Personal information
- Full name: Dan Delaunay
- Date of birth: 8 April 1995 (age 31)
- Place of birth: Le Havre, France
- Height: 1.87 m (6 ft 2 in)
- Position: Goalkeeper

Youth career
- 2001–2002: US Saint-Thomas
- 2002–2013: Le Havre

Senior career*
- Years: Team / Apps / (Gls)
- 2013: Le Havre B / 1 / (0)
- 2013–2015: Quevilly-Rouen B / 17 / (0)
- 2014–2018: Quevilly-Rouen / 79 / (0)
- 2018–2020: Les Herbiers / 17 / (0)
- 2020–2021: Rumilly-Vallières / 8 / (0)
- 2021–2023: Versailles / 8 / (0)
- 2023–2024: Cholet / 0 / (0)

International career
- 2010: France U16 / 1 / (0)

= Dan Delaunay =

French footballer (born 1995)

Dan Delaunay (born 8 April 1995) is a French professional footballer who plays as a goalkeeper.

==Club career==
Delaunay is a youth product of Le Havre, and helped Quevilly-Rouen into the Ligue 2 after consecutive promotions.
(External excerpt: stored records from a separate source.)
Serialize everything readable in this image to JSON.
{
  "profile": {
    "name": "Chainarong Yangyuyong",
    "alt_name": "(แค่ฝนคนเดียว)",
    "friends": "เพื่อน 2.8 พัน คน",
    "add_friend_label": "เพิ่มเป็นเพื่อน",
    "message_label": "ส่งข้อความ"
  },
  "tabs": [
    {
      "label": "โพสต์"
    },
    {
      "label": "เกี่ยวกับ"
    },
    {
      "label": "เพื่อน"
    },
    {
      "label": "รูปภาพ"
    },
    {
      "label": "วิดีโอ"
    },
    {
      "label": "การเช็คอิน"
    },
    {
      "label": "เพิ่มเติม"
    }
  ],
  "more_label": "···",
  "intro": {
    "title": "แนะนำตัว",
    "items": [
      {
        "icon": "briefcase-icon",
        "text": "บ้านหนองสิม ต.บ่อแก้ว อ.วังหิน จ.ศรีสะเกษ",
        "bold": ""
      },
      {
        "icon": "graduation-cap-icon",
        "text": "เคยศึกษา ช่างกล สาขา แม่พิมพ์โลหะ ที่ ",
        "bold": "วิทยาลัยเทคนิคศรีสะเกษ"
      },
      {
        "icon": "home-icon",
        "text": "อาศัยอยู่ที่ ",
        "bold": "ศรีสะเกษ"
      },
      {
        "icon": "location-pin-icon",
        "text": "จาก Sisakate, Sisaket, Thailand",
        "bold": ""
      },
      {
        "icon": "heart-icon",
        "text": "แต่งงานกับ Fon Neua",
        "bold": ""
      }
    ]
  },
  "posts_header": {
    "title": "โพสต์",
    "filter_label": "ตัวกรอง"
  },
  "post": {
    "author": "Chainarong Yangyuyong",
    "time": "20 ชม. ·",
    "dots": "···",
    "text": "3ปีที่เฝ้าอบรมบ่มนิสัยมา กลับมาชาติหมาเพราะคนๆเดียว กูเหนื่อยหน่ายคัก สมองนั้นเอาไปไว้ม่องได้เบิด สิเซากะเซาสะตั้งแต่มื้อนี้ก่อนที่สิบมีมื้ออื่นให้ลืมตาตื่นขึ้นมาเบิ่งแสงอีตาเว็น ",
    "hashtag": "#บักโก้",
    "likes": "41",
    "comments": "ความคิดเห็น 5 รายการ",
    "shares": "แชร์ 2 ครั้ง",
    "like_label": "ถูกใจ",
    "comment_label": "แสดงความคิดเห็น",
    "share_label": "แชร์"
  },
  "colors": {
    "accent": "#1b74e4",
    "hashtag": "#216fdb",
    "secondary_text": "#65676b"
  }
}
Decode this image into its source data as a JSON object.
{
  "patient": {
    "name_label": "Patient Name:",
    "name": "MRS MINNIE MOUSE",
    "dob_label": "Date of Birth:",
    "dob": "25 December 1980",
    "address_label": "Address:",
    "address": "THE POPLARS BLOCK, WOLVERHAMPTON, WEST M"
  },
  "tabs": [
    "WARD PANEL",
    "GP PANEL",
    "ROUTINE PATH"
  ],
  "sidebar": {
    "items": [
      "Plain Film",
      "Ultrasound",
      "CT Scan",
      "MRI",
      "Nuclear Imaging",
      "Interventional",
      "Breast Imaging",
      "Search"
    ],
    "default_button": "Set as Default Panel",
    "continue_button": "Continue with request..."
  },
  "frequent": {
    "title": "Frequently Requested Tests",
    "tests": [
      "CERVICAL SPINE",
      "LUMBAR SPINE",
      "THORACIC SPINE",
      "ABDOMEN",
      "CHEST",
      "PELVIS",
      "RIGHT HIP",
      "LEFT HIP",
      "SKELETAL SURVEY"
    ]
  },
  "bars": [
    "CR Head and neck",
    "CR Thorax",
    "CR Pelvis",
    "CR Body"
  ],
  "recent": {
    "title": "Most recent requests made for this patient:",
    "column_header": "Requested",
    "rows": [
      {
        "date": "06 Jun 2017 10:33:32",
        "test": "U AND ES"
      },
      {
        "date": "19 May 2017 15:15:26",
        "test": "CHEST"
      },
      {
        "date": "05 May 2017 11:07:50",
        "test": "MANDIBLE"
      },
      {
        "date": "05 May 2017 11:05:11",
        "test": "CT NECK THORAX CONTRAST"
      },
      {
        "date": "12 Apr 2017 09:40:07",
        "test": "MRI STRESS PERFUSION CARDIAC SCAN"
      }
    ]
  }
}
Delaunay made his professional debut for Quevilly in a 1–0 Coupe de la Ligue loss to Orléans on 8 August 2017. He made his Ligue 2 debut in a 4–1 loss to Nîmes on 3 November 2017.

==International career==
Delaunay is a one-time youth international for France, helping the France national under-16 football team win a 2–0 friendly against the Belgium U16s on 23 September 2010.